Variac: regolatore di tensione continuo con trasformatore toroidale per fari cinematografici, consente transizioni luminose graduali senza interferenze elettroniche su lampade Fresnel 2K-5K.
Dettagli Tecnici
I Variac standard per set cinematografici operano con potenze comprese tra 2,5 kW e 20 kW con una tensione di ingresso di 230V. Il cuore del sistema è un trasformatore toroidale con un contatto strisciante regolabile, controllato tramite una manovella o una manopola rotante. Modelli professionali come lo Strand Century 2513 raggiungono una precisione di regolazione del ±2% e pesano circa 25 kg a 5 kW. Le unità mobili sono dotate di connettori CEE e fusibili integrati fino a 63A.
Storia & Sviluppo
Nel 1934, la General Radio Company sviluppò il primo Variac commerciale per scopi di laboratorio. Alla fine degli anni '40, gli studi di Hollywood adattarono il dispositivo per l'illuminazione cinematografica, poiché permetteva transizioni più morbide rispetto alle aperture meccaniche. Mole-Richardson produsse a partire dal 1952 le prime varianti specifiche per il cinema con alloggiamenti più robusti.

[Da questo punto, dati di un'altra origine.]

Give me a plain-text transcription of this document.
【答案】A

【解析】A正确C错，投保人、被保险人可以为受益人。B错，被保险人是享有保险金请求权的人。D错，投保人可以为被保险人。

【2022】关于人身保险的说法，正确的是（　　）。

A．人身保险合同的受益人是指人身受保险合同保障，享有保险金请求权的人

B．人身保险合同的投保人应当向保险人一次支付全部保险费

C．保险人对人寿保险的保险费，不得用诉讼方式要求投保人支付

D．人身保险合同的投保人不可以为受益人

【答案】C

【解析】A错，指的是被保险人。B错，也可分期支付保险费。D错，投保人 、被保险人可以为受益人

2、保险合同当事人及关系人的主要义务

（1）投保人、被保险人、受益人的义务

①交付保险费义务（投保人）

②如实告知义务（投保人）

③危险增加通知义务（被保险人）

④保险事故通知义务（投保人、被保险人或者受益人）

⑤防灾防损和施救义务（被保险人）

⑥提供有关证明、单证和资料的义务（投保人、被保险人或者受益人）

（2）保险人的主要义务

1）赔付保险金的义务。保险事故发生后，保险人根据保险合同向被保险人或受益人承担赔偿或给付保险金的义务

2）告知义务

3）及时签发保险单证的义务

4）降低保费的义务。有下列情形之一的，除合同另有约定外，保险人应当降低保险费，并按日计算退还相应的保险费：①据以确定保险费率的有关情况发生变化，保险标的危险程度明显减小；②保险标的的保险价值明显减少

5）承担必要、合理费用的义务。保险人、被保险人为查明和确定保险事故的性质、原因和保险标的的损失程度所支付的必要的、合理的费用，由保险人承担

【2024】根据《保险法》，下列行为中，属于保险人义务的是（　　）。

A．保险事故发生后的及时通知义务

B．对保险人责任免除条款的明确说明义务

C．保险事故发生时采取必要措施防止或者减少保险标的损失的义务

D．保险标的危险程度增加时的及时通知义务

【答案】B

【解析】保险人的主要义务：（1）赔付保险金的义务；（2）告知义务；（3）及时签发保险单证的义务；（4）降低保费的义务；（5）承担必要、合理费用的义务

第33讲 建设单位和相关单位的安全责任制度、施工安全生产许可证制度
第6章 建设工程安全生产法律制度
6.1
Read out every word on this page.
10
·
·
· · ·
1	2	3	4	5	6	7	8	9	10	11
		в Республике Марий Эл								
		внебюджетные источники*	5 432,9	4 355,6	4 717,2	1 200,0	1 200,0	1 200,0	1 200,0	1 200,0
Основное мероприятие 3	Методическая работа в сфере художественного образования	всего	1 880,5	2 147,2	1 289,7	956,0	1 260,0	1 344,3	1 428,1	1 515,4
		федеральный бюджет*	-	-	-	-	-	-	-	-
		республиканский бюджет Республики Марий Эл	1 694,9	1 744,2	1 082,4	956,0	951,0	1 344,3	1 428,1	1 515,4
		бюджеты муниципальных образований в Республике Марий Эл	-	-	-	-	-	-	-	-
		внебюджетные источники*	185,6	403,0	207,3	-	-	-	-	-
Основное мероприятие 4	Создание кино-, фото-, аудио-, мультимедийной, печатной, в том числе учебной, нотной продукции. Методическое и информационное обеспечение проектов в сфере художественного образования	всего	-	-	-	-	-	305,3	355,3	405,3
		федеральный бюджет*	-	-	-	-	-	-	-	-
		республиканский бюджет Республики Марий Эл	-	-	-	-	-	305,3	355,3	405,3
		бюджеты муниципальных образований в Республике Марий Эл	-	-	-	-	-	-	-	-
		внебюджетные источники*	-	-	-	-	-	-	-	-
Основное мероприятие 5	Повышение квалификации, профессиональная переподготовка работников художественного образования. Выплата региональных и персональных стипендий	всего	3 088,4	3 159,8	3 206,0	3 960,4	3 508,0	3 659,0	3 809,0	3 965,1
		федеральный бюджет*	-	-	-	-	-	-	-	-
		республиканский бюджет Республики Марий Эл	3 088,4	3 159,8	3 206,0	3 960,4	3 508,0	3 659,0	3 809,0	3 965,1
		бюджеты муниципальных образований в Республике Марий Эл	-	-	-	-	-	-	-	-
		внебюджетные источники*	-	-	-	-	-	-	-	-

Negli anni '80, produttori europei come Strand Lighting si affermarono con design più compatti per produzioni mobili.
Uso Pratico nel Cinema
Nelle scene a lume di candela di "Barry Lyndon" (1975), Stanley Kubrick utilizzò i Variac per la messa a punto micro-fine dell'intensità luminosa senza spostamenti di colore. Sul set, il Variac regola tipicamente i proiettori Fresnel da 2K e 5K per l'illuminazione dei volti, poiché la dimmerazione meccanica crea ombre troppo dure. Per le sequenze di tramonto, consente transizioni di luminosità fluide attraverso più ciak. Lo svantaggio: a bassa tensione, la temperatura del colore scende da 3200K fino a 2800K, richiedendo correzioni cromatiche.
Confronto & Alternative
A differenza dei dimmer elettronici, il Variac non genera interferenze ad alta frequenza e non influisce sull'elettronica della telecamera. I moderni pannelli LED con controllo DMX offrono una temperatura del colore costante, ma non raggiungono gli spostamenti verso il rosso caldi della luce al tungsteno dimmerata. I dimmer a tiristori sono più efficienti, ma possono sfarfallare a bassi livelli. Per un'autentica atmosfera a lume di candela o di falò, il Variac rimane insuperabile, mentre le lampade HMI non sono fondamentalmente compatibili con i Variac.